Riot Games, well known for League of Legends, has agreed to pay $100 million (£74.3 million) to resolve a gender discrimination class-action lawsuit filed in 2018.
According to the California Department of Fair Employment and Housing (DFEH), the settlement would “remedy breaches against roughly 1,065 women employees and 1,300 women contract workers.”
According to the DFEH, the company engaged in “systemic sex discrimination and harassment.”
Riot Games stated that it must “account for the past.”
The corporation will pay $80 million (£59 million) to class-action plaintiffs, plus around $20 million (£15 million) in legal fees.
The Los Angeles Times and the news website Kotaku investigated the case in 2018.
Riot was accused of encouraging a “bro culture” in the original complaint against the corporation, which included a number of claims.
Ladies had been sexually objectified, according to an email exchange that evaluated the company’s “hottest women employees,” and supervisors and coworkers had given staff unsolicited photographs of male genitalia.
Riot committed to workplace improvements, an independent expert review of its pay, recruiting, and promotion procedures, and three years of monitoring for sexual harassment and “retaliation” at its California headquarters as part of the deal.
In addition, the corporation must put aside $18 million (13.2 million) to support diversity, equality, and inclusion programs, as well as establish 40 full-time positions for former contract employees in engineering, quality assurance, or art design.
If the settlement is approved by the court, it would “convey the message that all companies in California, including the gambling sector, must provide fair pay and environments free of discrimination and harassment,” according to DFEH Director Kevin Kish.
The DFEH and another agency had stopped the arrangement, claiming that the sum to which victims were entitled was substantially larger. Riot had first agreed to settle the matter for $10 million in 2019, but the DFEH and another agency had blocked the deal.
“While we’re pleased of how far we’ve gone since 2018, we must also take responsibility for the past,” the business told the Washington Post, adding, “While we’re glad of how far we’ve come since 2018, we must also take responsibility for the past.”
“We trust that this agreement adequately recognizes people who had bad experiences at Riot.”

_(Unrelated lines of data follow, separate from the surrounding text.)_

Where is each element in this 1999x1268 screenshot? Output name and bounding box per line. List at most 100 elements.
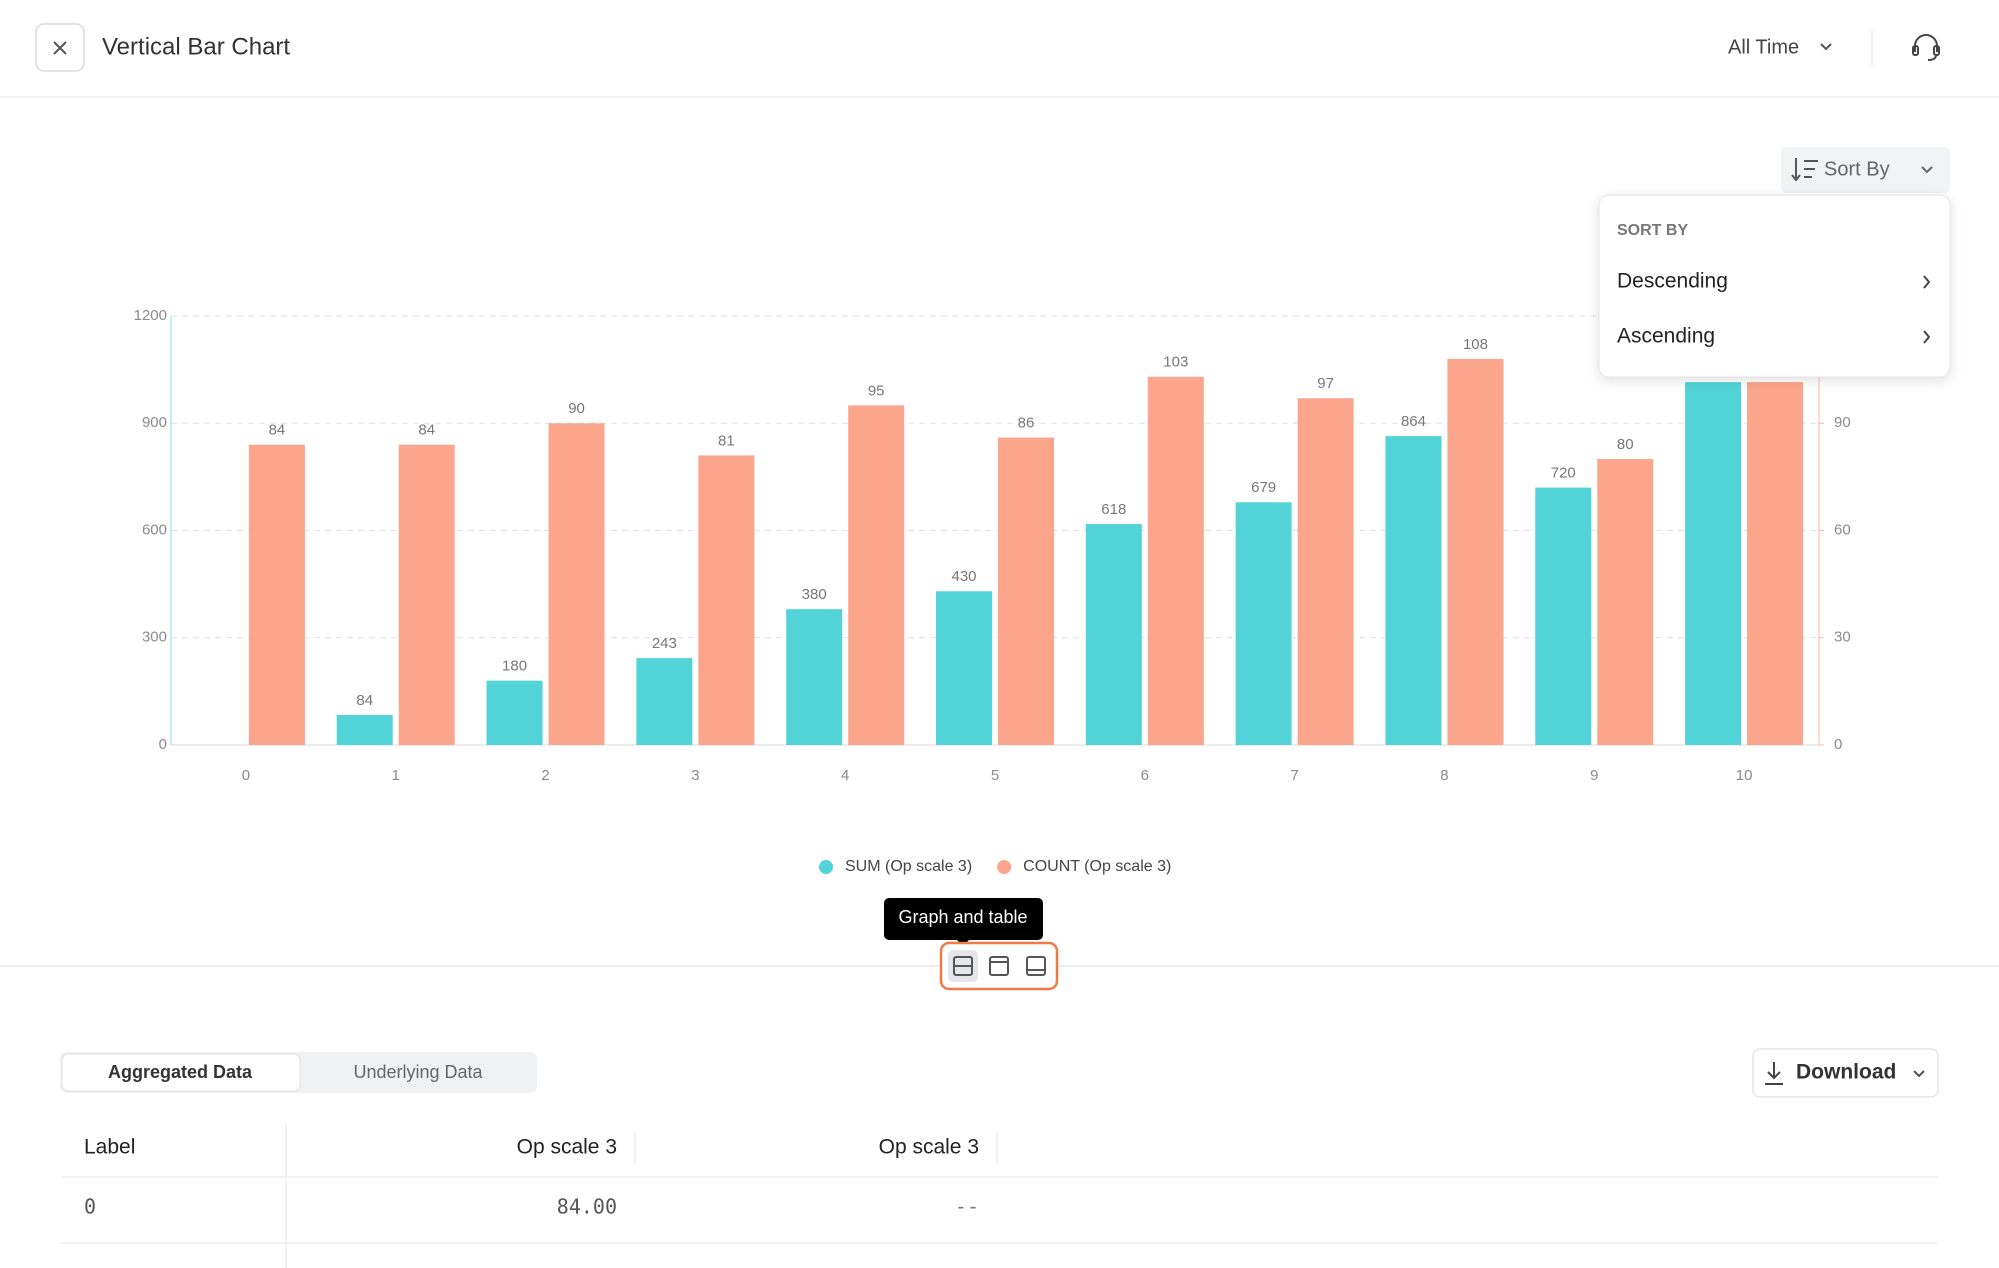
menu-option[interactable]: Ascending [1617,325,1715,348]
tooltip-text: Graph and table [898,907,1027,927]
x-tick-label: 1 [392,767,400,784]
x-tick-label: 3 [691,767,699,784]
y-tick-label: 300 [142,629,167,646]
y-tick-label: 600 [142,521,167,538]
download-label: Download [1796,1061,1896,1084]
value-label: 84 [269,422,286,439]
value-label: 90 [568,400,585,417]
legend-label: SUM (Op scale 3) [845,858,972,875]
bar [698,455,755,745]
value-label: 679 [1251,479,1276,496]
value-label: 864 [1401,413,1426,430]
bar [1447,358,1504,745]
bar [1535,487,1592,745]
support-icon[interactable] [1912,34,1940,61]
tooltip [884,898,1043,940]
bar [1297,398,1354,745]
bar [1747,382,1804,745]
bar [786,609,843,745]
y2-tick-label: 60 [1834,521,1851,538]
chevron [1820,43,1832,51]
sort-label: Sort By [1824,158,1890,180]
value-label: 80 [1617,436,1634,453]
download-icon [1765,1062,1783,1085]
value-label: 84 [356,692,373,709]
column-header: Op scale 3 [517,1136,617,1159]
value-label: 84 [418,422,435,439]
bar [398,444,455,745]
value-label: 81 [718,432,735,449]
value-label: 720 [1551,465,1576,482]
bar [636,658,693,745]
value-label: 430 [951,568,976,585]
menu-heading: SORT BY [1617,222,1688,239]
x-tick-label: 9 [1590,767,1598,784]
x-tick-label: 4 [841,767,849,784]
tab[interactable]: Aggregated Data [108,1062,253,1082]
y2-tick-label: 0 [1834,736,1842,753]
graph-icon[interactable] [989,956,1009,976]
bar [1235,502,1292,745]
value-label: 103 [1163,354,1188,371]
value-label: 380 [802,586,827,603]
value-label: 618 [1101,501,1126,518]
x-tick-label: 8 [1440,767,1448,784]
bar [998,437,1054,745]
legend-marker [819,860,833,874]
legend-label: COUNT (Op scale 3) [1023,858,1171,875]
tab-active[interactable] [61,1053,301,1092]
x-tick-label: 6 [1141,767,1149,784]
bar [486,680,543,745]
legend-marker [997,860,1012,874]
cell: -- [955,1195,979,1219]
cell: 0 [84,1195,96,1219]
value-label: 108 [1463,336,1488,353]
bar [936,591,992,745]
value-label: 95 [868,382,885,399]
table-icon[interactable] [1026,956,1046,976]
bar [336,714,393,745]
menu-option[interactable]: Descending [1617,270,1728,293]
bar [1597,459,1654,745]
tab[interactable]: Underlying Data [353,1062,483,1082]
chart: 0300600900120003060901200841848421809032… [134,307,1859,875]
sort-button[interactable] [1781,147,1950,193]
page-title: Vertical Bar Chart [102,33,290,60]
chevron [1923,330,1931,344]
value-label: 97 [1317,375,1334,392]
column-header: Label [84,1136,135,1159]
sort-menu [1598,194,1951,378]
bar [248,444,305,745]
y2-tick-label: 90 [1834,414,1851,431]
bar [848,405,905,745]
sort-icon [1791,158,1818,182]
bar [1685,382,1742,745]
x-tick-label: 7 [1290,767,1298,784]
y-tick-label: 1200 [134,307,167,324]
x-tick-label: 5 [991,767,999,784]
graph-table-icon[interactable] [953,956,973,976]
bar [1085,524,1142,745]
x-tick-label: 0 [242,767,250,784]
chevron [1921,166,1933,174]
close-icon [53,41,67,55]
bar [1147,376,1204,745]
time-filter[interactable]: All Time [1728,36,1799,58]
chevron [1923,275,1931,289]
x-tick-label: 10 [1736,767,1753,784]
y2-tick-label: 30 [1834,629,1851,646]
download-button[interactable] [1752,1048,1939,1098]
chevron [1913,1070,1925,1078]
y-tick-label: 0 [159,736,167,753]
cell: 84.00 [557,1195,617,1219]
column-header: Op scale 3 [879,1136,979,1159]
table: Label Op scale 3 Op scale 3 0 84.00 -- [61,1122,1938,1268]
bar [548,423,605,745]
x-tick-label: 2 [541,767,549,784]
value-label: 243 [652,635,677,652]
value-label: 180 [502,658,527,675]
value-label: 86 [1018,415,1035,432]
y-tick-label: 900 [142,414,167,431]
bar [1385,436,1442,745]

Riot’s leadership team said the settlement was “the correct thing to do, for both the firm and those whose experiences at Riot fell short of our standards and values,” in a message to employees published online.
Since 2018, the firm has made improvements across the board, including appointing its first chief people officer and chief diversity officer, rewriting its principles, instituting new training programs, and expanding its diversity and inclusion team, according to reporters.
Riot Games isn’t the only well-known gaming company dealing with workplace culture issues.
Activision Blizzard, the firm behind World of Warcraft, Overwatch, and Call of Duty, is also being investigated by the DFEH.
The US Equal Employment Opportunity Commission (EEOC) and Activision Blizzard recently negotiated a $18 million (£13.2 million) settlement over charges of sexual discrimination and harassment.